Der zweite Anwendungsbereich des Programmpakets dient der Überprüfung der Anwendbarkeit von VTPR in der Synthese thermischer Trennprozesse. Hier kann anhand von verschiedenen Anwendungsgebieten gezeigt werden, dass sich das VTPR-Modell universell für den Einsatz in der Prozesssynthese eignet. Dazu gehört beispielsweise die Vorhersage azeotroper Punkte von Mehrkomponentensystemen, die Berechnung von Topologiekarten ternärer Systeme, Verteilungskoeffizienten, Dampf-Flüssig-Gleichgewichten, Phase Envelopes, Absorptionsvorgängen, Löslichkeiten, Extraktionsvorgängen und Flashs sowie die Vorhersage chemischer Gleichgewichte und die Auswahl von Entrainern. Dabei spielt es keine Rolle, ob das betrachtete System symmetrisch, asymmetrisch, polar oder unpolar ist und ob es aus zwei oder mehreren Komponenten besteht. Auf der Grundlage von zuverlässigen Gruppenwechselwirkungsparametern ist die volumentranslatierte Peng-Robinson-Gruppenbeitragszustandsgleichung in der Lage, die Anforderungen moderner Anlagendesigns zu erfüllen.

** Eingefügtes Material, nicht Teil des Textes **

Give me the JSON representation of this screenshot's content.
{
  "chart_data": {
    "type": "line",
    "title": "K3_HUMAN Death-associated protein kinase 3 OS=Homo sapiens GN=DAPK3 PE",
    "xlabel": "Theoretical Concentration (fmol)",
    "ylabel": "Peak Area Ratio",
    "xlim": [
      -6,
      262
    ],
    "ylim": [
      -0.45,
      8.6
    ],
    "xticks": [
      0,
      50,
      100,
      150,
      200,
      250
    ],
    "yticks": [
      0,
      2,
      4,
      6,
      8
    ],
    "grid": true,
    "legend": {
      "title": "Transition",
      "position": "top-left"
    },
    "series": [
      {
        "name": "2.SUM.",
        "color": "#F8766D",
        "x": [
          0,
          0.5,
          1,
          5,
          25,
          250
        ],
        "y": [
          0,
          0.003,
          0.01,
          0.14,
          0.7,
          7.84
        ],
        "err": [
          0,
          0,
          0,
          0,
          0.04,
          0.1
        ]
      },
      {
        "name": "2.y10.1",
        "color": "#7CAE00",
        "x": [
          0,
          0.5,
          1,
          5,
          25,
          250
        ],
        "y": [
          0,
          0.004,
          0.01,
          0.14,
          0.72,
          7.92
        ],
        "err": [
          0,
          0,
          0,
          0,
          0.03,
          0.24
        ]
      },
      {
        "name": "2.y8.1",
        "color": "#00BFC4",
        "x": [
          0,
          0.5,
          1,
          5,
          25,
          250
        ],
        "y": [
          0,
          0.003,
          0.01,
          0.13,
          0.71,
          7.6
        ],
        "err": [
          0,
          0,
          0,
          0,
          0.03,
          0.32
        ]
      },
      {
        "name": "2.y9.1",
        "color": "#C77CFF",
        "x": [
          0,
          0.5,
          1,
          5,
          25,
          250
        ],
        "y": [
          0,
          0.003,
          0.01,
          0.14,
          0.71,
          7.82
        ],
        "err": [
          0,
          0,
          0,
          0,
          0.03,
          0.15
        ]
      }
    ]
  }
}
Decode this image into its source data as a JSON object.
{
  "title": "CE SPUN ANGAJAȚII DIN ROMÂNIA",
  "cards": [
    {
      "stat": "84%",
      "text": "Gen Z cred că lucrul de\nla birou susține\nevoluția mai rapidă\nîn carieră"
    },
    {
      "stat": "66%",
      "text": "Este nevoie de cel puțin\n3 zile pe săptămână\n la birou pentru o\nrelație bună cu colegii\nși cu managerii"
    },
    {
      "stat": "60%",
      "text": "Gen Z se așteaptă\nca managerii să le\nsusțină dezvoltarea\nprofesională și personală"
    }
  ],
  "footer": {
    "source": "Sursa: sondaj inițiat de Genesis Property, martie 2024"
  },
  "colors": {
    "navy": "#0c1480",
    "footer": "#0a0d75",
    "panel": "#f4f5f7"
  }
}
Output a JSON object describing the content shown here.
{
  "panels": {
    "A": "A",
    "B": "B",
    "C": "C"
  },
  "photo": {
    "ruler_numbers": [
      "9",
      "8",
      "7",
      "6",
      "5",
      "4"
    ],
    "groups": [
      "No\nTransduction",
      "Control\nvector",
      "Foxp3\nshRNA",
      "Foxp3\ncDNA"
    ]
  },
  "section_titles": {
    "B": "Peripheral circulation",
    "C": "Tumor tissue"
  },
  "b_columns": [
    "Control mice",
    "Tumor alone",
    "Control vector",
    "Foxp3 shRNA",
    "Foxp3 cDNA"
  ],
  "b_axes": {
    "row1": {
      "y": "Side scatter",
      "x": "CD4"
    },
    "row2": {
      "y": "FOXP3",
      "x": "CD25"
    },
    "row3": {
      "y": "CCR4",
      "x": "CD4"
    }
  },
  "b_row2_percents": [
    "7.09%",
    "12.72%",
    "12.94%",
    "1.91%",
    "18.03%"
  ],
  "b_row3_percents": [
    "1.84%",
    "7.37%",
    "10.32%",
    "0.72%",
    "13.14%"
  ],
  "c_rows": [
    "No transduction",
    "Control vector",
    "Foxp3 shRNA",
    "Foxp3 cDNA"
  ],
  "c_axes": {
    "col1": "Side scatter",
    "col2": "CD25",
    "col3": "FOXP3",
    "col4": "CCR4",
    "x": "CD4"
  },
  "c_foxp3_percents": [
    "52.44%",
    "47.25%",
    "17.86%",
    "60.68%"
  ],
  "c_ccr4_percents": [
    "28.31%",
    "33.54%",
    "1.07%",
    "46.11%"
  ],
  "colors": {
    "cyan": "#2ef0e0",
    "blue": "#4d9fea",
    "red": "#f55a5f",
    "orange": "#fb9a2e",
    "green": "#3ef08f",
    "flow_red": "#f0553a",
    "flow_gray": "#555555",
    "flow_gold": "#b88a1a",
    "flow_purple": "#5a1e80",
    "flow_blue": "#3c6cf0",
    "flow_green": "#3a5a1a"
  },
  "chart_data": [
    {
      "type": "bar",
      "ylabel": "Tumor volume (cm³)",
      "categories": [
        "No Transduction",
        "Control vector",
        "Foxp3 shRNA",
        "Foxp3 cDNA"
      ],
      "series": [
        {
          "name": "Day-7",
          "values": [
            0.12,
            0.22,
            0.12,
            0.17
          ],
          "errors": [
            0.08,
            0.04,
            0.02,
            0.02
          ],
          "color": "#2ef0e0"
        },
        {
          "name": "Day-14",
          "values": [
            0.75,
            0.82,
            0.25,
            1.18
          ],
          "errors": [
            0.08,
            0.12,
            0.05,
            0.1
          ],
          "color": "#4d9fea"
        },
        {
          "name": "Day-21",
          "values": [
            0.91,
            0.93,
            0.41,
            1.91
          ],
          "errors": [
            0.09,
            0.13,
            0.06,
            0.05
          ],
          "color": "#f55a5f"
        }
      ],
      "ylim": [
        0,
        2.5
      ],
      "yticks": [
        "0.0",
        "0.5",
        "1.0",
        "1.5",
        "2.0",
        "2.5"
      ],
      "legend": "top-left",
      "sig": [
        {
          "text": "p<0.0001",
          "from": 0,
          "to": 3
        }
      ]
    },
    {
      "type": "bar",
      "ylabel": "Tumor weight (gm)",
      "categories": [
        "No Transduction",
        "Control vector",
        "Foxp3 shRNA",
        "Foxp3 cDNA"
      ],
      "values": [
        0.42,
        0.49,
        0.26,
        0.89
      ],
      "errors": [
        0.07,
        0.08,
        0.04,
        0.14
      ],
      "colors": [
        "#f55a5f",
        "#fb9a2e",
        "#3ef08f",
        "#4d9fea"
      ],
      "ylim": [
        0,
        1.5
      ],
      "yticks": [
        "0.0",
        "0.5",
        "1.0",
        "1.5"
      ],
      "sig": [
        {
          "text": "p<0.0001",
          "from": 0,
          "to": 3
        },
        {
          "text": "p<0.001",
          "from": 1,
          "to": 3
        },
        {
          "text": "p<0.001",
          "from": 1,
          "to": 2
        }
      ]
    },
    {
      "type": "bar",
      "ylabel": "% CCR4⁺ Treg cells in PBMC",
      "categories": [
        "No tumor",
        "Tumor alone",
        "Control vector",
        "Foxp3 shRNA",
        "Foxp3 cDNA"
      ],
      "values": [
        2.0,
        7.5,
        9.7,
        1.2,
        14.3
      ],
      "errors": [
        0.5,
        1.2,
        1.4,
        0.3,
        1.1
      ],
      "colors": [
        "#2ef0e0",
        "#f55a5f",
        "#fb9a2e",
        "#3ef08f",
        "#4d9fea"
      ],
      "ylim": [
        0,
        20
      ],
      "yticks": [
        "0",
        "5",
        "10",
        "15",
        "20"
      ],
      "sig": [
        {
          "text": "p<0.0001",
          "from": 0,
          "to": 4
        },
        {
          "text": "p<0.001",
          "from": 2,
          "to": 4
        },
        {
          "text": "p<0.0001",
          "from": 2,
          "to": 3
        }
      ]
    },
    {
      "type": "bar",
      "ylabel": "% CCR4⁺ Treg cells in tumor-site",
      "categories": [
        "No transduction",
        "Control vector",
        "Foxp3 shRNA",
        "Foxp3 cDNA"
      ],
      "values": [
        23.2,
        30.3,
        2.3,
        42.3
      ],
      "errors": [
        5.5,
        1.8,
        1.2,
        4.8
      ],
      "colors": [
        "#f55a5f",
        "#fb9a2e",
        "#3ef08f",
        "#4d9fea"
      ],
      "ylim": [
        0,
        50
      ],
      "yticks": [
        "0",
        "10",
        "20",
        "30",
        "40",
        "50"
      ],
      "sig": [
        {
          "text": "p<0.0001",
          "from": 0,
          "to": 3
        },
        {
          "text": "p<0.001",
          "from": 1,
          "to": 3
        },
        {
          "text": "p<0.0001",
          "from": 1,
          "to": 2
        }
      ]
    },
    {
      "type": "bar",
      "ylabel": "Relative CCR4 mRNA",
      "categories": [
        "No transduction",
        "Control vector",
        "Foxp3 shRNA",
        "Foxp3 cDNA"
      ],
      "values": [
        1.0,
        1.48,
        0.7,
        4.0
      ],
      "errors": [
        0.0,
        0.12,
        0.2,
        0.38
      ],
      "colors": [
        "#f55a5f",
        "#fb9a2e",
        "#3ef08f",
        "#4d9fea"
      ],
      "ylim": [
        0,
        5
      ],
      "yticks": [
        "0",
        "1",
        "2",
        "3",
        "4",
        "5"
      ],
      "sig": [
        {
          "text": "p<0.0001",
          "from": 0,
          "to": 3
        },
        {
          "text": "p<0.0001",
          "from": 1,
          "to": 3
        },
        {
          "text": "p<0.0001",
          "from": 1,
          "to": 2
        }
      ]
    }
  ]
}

Im praktischen Teil der vorliegenden Arbeit wurden systematisch Dampf-Flüssig-Gleichgewichte von Systemen mit leicht siedenden Komponenten nach dem statisch-analytischen Prinzip sowie Exzessenthalpien bei tiefen Temperaturen gemessen. Diese Daten sind in die Erweiterung der Gruppenwechselwirkungsparametermatrix der volumentranslatierten Peng-Robinson Gruppenbeitragszustandsgleichung eingeflossen.